Where this overlaps with classic performance work
The most useful takeaway is that the layout stability check in this category is the same CLS work your performance team is already doing. If your CLS is below 0.1 at the 75th percentile in CrUX, this check passes without any extra investment. If your CLS is above 0.1, fixing it earns you Core Web Vitals credit and agent-readiness credit at the same time. Our core web vitals optimization service handles the classic CLS work, and the agent-readiness score improves as a side effect.
Accessibility is the other overlap. A well-formed accessibility tree helps screen reader users and helps agents. The two audiences are aligned. If you have been treating accessibility as a compliance line item, this is one more reason to treat it as an investment.
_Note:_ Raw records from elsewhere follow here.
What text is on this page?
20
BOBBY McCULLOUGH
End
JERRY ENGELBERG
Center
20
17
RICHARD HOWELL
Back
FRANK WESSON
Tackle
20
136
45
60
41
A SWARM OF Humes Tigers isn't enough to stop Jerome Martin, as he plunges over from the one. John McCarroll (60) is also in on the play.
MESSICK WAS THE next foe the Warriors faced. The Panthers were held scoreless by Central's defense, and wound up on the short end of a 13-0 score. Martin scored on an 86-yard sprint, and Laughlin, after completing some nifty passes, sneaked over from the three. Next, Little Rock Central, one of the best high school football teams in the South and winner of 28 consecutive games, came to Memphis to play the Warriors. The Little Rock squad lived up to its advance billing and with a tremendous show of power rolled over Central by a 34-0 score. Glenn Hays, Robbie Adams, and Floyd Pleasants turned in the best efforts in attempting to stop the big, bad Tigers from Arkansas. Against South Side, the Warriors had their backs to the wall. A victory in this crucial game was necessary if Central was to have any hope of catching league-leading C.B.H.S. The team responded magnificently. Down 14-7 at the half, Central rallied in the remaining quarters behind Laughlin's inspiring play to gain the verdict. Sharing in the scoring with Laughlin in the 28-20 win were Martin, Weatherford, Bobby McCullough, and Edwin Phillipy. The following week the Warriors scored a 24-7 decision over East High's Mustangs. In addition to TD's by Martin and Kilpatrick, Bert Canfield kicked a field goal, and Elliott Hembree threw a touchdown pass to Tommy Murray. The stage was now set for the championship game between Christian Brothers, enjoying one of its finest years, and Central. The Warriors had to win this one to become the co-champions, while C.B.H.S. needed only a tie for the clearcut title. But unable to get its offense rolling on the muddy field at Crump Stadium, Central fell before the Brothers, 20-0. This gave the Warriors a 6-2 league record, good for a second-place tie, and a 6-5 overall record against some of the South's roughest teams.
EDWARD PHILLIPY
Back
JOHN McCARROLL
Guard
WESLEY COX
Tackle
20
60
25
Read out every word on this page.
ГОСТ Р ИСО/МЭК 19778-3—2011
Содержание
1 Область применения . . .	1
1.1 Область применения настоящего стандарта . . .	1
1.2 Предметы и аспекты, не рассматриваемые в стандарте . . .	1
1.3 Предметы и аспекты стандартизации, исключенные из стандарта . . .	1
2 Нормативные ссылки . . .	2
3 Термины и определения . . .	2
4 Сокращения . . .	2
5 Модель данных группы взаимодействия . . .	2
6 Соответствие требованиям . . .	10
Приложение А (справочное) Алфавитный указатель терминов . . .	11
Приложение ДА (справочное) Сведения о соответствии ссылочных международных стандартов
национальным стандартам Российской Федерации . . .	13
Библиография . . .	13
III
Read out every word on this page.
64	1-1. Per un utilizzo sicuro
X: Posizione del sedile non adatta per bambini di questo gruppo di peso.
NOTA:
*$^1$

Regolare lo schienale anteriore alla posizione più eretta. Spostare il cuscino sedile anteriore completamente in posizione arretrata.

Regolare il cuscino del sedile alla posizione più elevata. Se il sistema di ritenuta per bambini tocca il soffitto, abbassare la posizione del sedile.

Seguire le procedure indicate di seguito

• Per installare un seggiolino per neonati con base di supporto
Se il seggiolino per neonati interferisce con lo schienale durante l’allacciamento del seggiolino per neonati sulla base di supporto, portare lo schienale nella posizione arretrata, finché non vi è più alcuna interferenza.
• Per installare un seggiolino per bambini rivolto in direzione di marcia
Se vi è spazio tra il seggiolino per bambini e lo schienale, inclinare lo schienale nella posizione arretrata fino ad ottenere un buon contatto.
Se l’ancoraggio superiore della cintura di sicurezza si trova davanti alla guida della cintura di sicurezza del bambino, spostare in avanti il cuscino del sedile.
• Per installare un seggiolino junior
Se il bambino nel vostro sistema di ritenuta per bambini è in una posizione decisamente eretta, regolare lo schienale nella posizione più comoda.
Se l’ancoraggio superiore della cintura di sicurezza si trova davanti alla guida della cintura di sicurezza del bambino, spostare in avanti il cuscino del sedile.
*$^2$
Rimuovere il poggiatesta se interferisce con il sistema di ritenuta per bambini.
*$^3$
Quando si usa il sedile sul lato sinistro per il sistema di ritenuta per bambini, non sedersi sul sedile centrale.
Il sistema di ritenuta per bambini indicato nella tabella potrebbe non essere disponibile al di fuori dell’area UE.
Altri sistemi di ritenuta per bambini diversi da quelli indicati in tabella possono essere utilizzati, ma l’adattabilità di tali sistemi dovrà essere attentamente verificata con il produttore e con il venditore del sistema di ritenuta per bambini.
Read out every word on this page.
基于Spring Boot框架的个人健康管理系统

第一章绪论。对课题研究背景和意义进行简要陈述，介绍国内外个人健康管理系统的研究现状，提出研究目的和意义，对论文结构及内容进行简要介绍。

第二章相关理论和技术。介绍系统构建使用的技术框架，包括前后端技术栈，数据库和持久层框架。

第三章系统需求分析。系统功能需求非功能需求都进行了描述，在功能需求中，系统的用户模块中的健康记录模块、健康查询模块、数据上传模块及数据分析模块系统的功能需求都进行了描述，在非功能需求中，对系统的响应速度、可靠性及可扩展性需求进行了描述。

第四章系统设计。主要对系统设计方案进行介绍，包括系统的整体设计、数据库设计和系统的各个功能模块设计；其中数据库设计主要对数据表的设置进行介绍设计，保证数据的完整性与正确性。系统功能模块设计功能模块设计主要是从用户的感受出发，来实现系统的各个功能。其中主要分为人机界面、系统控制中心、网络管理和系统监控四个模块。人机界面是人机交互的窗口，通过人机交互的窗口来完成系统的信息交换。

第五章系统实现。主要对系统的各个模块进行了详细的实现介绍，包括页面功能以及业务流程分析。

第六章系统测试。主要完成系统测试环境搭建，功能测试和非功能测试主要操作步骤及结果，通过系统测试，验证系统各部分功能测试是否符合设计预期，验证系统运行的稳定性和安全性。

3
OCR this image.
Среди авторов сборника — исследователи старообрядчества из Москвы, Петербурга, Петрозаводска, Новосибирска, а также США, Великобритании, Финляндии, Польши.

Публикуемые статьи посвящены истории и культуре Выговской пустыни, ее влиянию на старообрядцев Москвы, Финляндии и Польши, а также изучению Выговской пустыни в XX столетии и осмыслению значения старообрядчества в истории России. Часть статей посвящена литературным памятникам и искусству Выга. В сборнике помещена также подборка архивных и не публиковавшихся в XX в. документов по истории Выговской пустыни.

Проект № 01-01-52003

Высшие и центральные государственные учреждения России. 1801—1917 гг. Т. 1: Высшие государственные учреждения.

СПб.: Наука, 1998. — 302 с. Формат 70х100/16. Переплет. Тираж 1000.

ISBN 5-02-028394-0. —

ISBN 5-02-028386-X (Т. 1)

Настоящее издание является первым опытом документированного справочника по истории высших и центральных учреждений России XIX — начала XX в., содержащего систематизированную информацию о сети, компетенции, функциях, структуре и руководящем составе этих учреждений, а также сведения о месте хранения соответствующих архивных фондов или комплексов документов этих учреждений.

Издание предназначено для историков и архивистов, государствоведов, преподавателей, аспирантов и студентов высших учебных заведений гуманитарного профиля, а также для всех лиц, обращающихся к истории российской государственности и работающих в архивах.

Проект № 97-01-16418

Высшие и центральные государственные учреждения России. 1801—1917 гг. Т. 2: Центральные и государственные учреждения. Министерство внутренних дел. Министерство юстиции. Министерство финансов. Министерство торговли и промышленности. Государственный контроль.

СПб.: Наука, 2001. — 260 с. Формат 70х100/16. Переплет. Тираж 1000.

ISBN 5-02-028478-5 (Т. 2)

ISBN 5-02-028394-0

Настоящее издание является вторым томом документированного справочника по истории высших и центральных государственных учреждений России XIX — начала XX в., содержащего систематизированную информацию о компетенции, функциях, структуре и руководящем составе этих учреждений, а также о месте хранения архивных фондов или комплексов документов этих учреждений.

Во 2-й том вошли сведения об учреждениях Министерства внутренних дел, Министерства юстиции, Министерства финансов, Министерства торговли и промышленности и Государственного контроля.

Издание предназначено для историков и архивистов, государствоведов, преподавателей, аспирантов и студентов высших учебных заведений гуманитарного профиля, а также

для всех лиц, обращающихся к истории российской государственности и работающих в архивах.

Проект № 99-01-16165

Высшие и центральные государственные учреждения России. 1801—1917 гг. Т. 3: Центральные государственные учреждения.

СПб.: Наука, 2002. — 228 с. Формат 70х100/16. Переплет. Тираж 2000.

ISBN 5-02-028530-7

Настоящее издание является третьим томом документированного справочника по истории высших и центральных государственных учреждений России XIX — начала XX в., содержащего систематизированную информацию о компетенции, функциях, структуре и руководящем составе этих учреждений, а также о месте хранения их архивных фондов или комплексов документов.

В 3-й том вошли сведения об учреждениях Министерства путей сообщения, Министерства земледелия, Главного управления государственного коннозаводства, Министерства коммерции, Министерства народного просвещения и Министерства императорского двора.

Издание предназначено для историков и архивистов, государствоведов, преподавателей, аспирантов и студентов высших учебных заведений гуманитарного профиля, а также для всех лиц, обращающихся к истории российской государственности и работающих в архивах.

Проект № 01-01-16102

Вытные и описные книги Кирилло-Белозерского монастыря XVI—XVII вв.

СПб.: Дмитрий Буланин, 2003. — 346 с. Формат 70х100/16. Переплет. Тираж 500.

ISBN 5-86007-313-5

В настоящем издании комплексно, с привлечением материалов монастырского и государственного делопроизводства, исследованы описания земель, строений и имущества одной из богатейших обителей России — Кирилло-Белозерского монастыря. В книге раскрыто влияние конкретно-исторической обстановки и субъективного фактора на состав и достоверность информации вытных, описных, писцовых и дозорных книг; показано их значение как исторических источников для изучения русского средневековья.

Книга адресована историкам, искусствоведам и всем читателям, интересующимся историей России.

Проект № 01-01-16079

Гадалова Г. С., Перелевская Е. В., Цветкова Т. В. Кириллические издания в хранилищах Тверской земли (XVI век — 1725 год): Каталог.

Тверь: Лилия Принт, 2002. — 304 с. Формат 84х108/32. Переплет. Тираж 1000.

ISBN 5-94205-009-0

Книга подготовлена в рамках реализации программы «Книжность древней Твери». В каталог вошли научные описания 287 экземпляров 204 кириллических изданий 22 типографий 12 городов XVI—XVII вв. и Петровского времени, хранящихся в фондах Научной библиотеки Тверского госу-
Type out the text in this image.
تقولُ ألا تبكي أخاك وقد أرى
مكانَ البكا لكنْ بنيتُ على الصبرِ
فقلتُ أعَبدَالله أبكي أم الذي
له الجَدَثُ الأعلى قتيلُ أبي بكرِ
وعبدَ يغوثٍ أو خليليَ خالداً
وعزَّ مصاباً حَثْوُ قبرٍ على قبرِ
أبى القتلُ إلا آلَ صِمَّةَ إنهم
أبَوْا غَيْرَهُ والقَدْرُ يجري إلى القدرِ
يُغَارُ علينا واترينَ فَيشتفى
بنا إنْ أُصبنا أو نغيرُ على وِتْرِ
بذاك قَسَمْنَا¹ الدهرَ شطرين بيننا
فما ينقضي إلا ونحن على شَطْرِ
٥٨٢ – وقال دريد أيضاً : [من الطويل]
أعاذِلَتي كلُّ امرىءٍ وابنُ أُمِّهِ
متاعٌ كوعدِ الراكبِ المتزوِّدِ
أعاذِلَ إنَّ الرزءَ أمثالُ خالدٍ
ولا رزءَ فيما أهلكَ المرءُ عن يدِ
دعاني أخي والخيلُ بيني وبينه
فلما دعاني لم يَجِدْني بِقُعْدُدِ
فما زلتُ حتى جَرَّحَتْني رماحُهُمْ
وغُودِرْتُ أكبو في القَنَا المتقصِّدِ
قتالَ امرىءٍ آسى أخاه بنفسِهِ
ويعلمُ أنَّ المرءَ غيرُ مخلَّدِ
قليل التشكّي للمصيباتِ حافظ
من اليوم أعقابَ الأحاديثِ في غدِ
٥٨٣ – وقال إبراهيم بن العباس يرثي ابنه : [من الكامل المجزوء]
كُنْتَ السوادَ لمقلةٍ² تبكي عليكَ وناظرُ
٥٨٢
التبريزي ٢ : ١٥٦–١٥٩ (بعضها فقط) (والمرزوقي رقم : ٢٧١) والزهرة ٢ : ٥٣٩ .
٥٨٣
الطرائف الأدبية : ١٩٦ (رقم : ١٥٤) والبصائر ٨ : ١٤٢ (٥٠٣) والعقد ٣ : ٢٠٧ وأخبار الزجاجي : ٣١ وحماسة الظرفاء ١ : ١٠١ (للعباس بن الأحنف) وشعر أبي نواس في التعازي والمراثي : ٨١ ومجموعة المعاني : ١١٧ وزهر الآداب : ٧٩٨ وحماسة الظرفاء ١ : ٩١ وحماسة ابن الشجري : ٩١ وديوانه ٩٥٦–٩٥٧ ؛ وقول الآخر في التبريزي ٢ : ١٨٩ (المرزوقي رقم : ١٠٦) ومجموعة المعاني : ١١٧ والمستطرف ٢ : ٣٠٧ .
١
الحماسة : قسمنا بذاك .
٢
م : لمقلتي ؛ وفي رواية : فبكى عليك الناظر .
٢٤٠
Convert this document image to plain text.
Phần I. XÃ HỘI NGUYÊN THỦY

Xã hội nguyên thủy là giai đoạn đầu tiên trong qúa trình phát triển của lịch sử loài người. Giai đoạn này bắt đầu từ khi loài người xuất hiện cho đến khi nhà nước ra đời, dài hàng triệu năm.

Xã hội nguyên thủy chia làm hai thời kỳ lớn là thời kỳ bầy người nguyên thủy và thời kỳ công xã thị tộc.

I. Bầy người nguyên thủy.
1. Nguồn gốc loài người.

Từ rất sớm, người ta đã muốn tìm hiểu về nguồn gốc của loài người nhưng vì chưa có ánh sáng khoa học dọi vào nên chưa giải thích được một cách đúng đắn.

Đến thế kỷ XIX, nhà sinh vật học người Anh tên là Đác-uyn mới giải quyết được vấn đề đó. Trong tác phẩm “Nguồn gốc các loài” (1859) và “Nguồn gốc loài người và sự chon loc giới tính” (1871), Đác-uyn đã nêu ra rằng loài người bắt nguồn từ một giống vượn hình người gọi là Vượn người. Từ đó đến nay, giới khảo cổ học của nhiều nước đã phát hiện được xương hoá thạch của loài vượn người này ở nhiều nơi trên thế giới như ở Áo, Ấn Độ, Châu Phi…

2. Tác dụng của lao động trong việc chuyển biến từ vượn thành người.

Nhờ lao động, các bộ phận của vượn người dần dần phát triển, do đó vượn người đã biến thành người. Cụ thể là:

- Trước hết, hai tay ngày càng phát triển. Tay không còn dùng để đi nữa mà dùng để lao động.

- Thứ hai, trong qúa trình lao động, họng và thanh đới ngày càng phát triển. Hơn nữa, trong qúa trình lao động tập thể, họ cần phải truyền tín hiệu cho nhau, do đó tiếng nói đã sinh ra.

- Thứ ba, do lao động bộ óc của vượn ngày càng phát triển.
Agent readiness in our audits
We now include the Agentic Browsing checks in every audit as an information-only line, alongside the traditional Performance and Core Web Vitals sections. If your accessibility tree is broken or your CLS is bad, we call it out. If you want to publish a WebMCP manifest or an llms.txt file, we can help scope it, but we do not treat missing them as a defect. Come back in a year and we may. For now, get CLS below 0.1 and get the accessibility tree clean. That is the highest-value work regardless of what the AI ecosystem does next.